Retrofits can improve energy efficiency and so reduce greenhouse gas emissions with better insulation and windows, efficient lighting, and advanced heating and cooling systems.
Building owners who retrofit existing residential and commercial building space install better insulation, improved heating and cooling equipment, upgraded management systems, etc. These changes are accounted for by other drawdown solutions, so we don’t quantify their greenhouse gas and financial impacts here. No retrofit will look exactly the same, making forecasting costs and savings nearly impossible.
Project Drawdown defines the Building Retrofitting solution as the renovation of building components (including building envelope, appliances, and controls) to include high-efficiency solutions. This replaces the conventional practice of retrofitting buildings with conventional solutions.
Building retrofits can be undertaken in myriad ways, initiated by the building owner, the manager, the tenant, or an external party, and with a suite of different financing models. The most suitable measures can also vary considerably, depending on the climate and the building location, shape, and form. Most building retrofitting focuses on either passive design measures such as improving the building envelope (e.g., installing better insulation and double-pane window glazing) or active design measures to improve the efficiency of lighting; heating, ventilation, and air conditioning (HVAC); water heating; and plug loads.
Building retrofitting encompasses several solutions in the Buildings sector that Project Drawdown has modeled individually. Building retrofits can involve installing better insulation, energy-efficient glazing, more efficient lighting, heat pumps, and efficient water heating. Since these solutions were modeled separately, retrofitting was not modeled in order to avoid double counting. Modeling building retrofitting was also impractical, since building retrofits vary greatly depending on the size of the building, its location, the climate where the building is located, and other factors.

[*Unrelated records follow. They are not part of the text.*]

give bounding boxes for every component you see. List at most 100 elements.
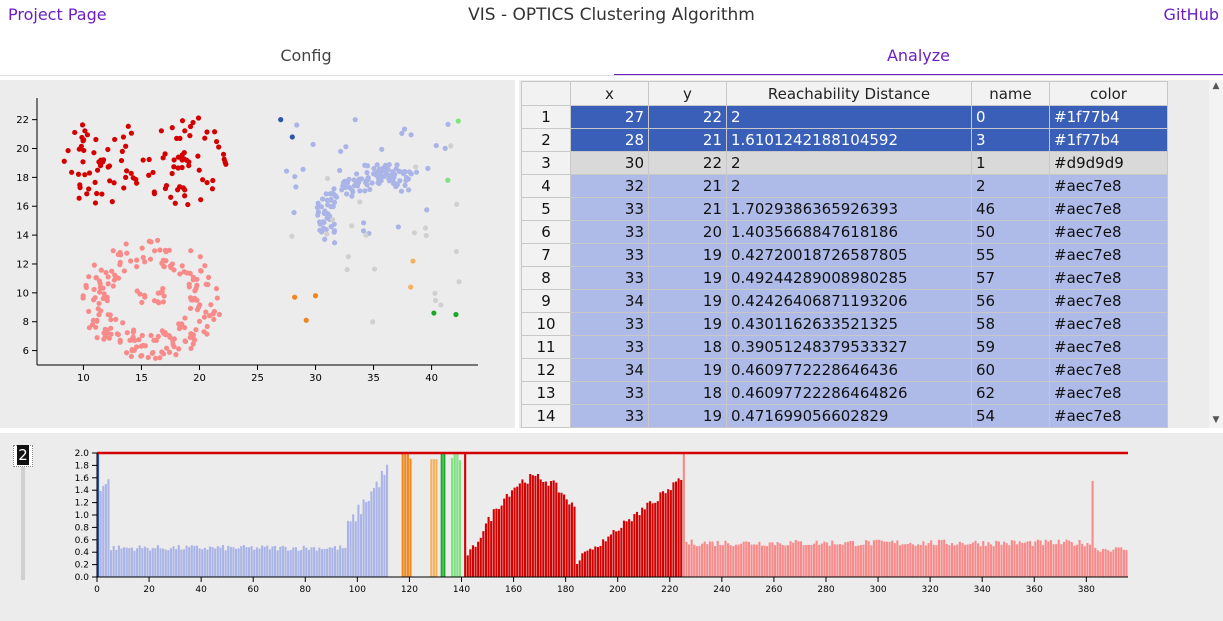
table-row[interactable]: 3 30 22 2 1 #d9d9d9 xyxy=(521,151,1168,175)
data-point xyxy=(163,182,170,189)
reachability-bar xyxy=(1101,548,1105,577)
data-point xyxy=(187,305,194,311)
table-scrollbar[interactable]: ▲ ▼ xyxy=(1209,80,1223,428)
data-point xyxy=(147,256,154,262)
scroll-up-icon[interactable]: ▲ xyxy=(1212,81,1220,91)
table-row[interactable]: 5 33 21 1.7029386365926393 46 #aec7e8 xyxy=(521,197,1168,221)
table-row[interactable]: 2 28 21 1.6101242188104592 3 #1f77b4 xyxy=(521,128,1168,152)
data-point xyxy=(377,166,383,172)
reachability-cell: 1.6101242188104592 xyxy=(726,128,972,152)
data-point xyxy=(324,197,330,203)
reachability-bar xyxy=(714,545,717,577)
reachability-bar xyxy=(453,453,456,577)
data-point xyxy=(293,184,299,190)
color-cell: #aec7e8 xyxy=(1049,404,1168,428)
data-point xyxy=(161,293,167,299)
data-point xyxy=(456,279,462,285)
reachability-bar xyxy=(745,541,748,577)
name-cell: 50 xyxy=(971,220,1050,244)
reachability-bar xyxy=(573,506,576,577)
reachability-bar xyxy=(1120,547,1123,577)
tab-config[interactable]: Config xyxy=(280,46,332,65)
table-row[interactable]: 9 34 19 0.42426406871193206 56 #aec7e8 xyxy=(521,289,1168,313)
reachability-bar xyxy=(1114,547,1118,577)
reachability-bar xyxy=(505,494,508,577)
reachability-bar xyxy=(979,546,982,577)
reachability-bar xyxy=(513,487,516,577)
data-point xyxy=(163,258,169,264)
x-tick-label: 35 xyxy=(367,373,380,384)
reachability-cell: 0.42720018726587805 xyxy=(726,243,972,267)
reachability-bar xyxy=(818,544,821,577)
table-row[interactable]: 14 33 19 0.471699056602829 54 #aec7e8 xyxy=(521,404,1168,428)
table-row[interactable]: 6 33 20 1.4035668847618186 50 #aec7e8 xyxy=(521,220,1168,244)
reachability-bar xyxy=(904,544,907,577)
reachability-bar xyxy=(198,548,201,577)
col-reachability[interactable]: Reachability Distance xyxy=(726,81,972,106)
reachability-plot[interactable]: 0.0 0.2 0.4 0.6 0.8 1.0 1.2 1.4 1.6 1.8 2.0 0 20 40 60… xyxy=(0,433,1223,621)
reachability-bar xyxy=(130,547,133,577)
reachability-bar xyxy=(854,546,857,577)
project-page-link[interactable]: Project Page xyxy=(8,5,107,24)
data-point xyxy=(163,249,169,255)
github-link[interactable]: GitHub xyxy=(1163,5,1219,24)
x-cell: 33 xyxy=(570,381,649,405)
col-color[interactable]: color xyxy=(1049,81,1168,106)
reachability-bar xyxy=(680,479,683,577)
reachability-bar xyxy=(792,542,795,577)
threshold-slider-track[interactable] xyxy=(21,448,25,580)
table-row[interactable]: 12 34 19 0.4609772228646436 60 #aec7e8 xyxy=(521,358,1168,382)
scatter-plot[interactable]: 10 15 20 25 30 35 40 6 8 10 12 14 16 18 20 22 xyxy=(0,80,515,428)
data-point xyxy=(84,132,91,138)
data-point xyxy=(398,188,405,194)
reachability-bar xyxy=(1062,541,1066,577)
tab-analyze[interactable]: Analyze xyxy=(614,38,1223,76)
reachability-bar xyxy=(945,544,948,577)
reachability-bar xyxy=(497,508,501,577)
reachability-bar xyxy=(589,548,592,577)
data-point xyxy=(364,169,370,176)
col-y[interactable]: y xyxy=(648,81,727,106)
reachability-bar xyxy=(612,530,615,577)
table-row[interactable]: 7 33 19 0.42720018726587805 55 #aec7e8 xyxy=(521,243,1168,267)
data-point xyxy=(378,172,384,179)
col-x[interactable]: x xyxy=(570,81,649,106)
row-index-cell: 14 xyxy=(521,404,571,428)
reachability-bar xyxy=(1122,549,1125,577)
reachability-bar xyxy=(1039,540,1042,577)
data-point xyxy=(220,151,227,157)
col-name[interactable]: name xyxy=(971,81,1050,106)
data-point xyxy=(130,334,136,340)
reachability-bar xyxy=(302,545,305,577)
scroll-down-icon[interactable]: ▼ xyxy=(1212,415,1220,425)
data-point xyxy=(110,283,116,289)
data-point xyxy=(351,177,357,183)
reachability-bar xyxy=(328,547,331,577)
data-point xyxy=(213,138,220,145)
reachability-bar xyxy=(708,541,711,577)
data-point xyxy=(364,182,370,188)
table-row[interactable]: 13 33 18 0.46097722286464826 62 #aec7e8 xyxy=(521,381,1168,405)
reachability-bar xyxy=(193,545,196,577)
reachability-bar xyxy=(719,544,722,577)
data-point xyxy=(108,331,114,337)
reachability-bar xyxy=(123,547,126,577)
table-row[interactable]: 1 27 22 2 0 #1f77b4 xyxy=(521,105,1168,129)
reachability-bar xyxy=(1057,539,1060,577)
table-row[interactable]: 4 32 21 2 2 #aec7e8 xyxy=(521,174,1168,198)
reachability-bar xyxy=(297,550,300,577)
col-index[interactable] xyxy=(521,81,571,106)
data-point xyxy=(357,199,363,205)
reachability-bar xyxy=(162,548,165,577)
table-row[interactable]: 10 33 19 0.4301162633521325 58 #aec7e8 xyxy=(521,312,1168,336)
data-point xyxy=(289,134,295,140)
reachability-bar xyxy=(149,550,152,577)
table-row[interactable]: 8 33 19 0.49244289008980285 57 #aec7e8 xyxy=(521,266,1168,290)
x-tick-label: 30 xyxy=(309,373,322,384)
data-point xyxy=(182,338,189,345)
reachability-bar xyxy=(219,547,222,577)
data-point xyxy=(208,302,214,308)
reachability-bar xyxy=(1047,541,1050,577)
table-row[interactable]: 11 33 18 0.39051248379533327 59 #aec7e8 xyxy=(521,335,1168,359)
reachability-bar xyxy=(313,547,316,577)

The emissions and financial impacts of building retrofitting are included in individual solutions to avoid double counting.
While many initiatives focus on new buildings, in most countries the majority of the buildings that will make up the urban environment by 2030 already exist. Improving building energy efficiency is one of the most cost-effective and fastest ways to reduce electricity demand and associated fuel imports, while indirectly slashing carbon emissions as well as improving local air quality and public health. Energy-efficient buildings are also believed to be healthier buildings, resulting in lower health-related absenteeism or productivity drops. Building retrofitting is increasingly used for public relations and brand management, contributing to a company’s social license to operate, while the green credentials can often also be used to satisfy reporting, procurement, or investment requirements. A retrofitted building is therefore less likely to lose value and be subject to functional obsolescence. For all these reasons, retrofitting for the world’s existing commercial, industrial and residential buildings is compelling.
Often, building the case for building retrofitting also means proving the value of investing in energy savings beyond the simple “energy cost savings” story. To do so, it is helpful to tap into what really motivates key decision-makers and show them how energy efficiency can contribute to those goals. The rise of better financing and contracting models that mitigate or eliminate the risk and burden of high up-front cost and somewhat uncertain operational cost savings, as well as schemes that provide incentives to utilities to help their customers save rather than consume more energy, are also increasingly important drivers for greater uptake of energy-efficiency building retrofitting. In addition, a number of global trends are likely to drive interest in building retrofitting. For example, new building risks have emerged, such as increased volatility of fuel prices for electricity generation and energy insecurity from dependencies on scarce fossil-fuel resources and the locations from which these are sourced.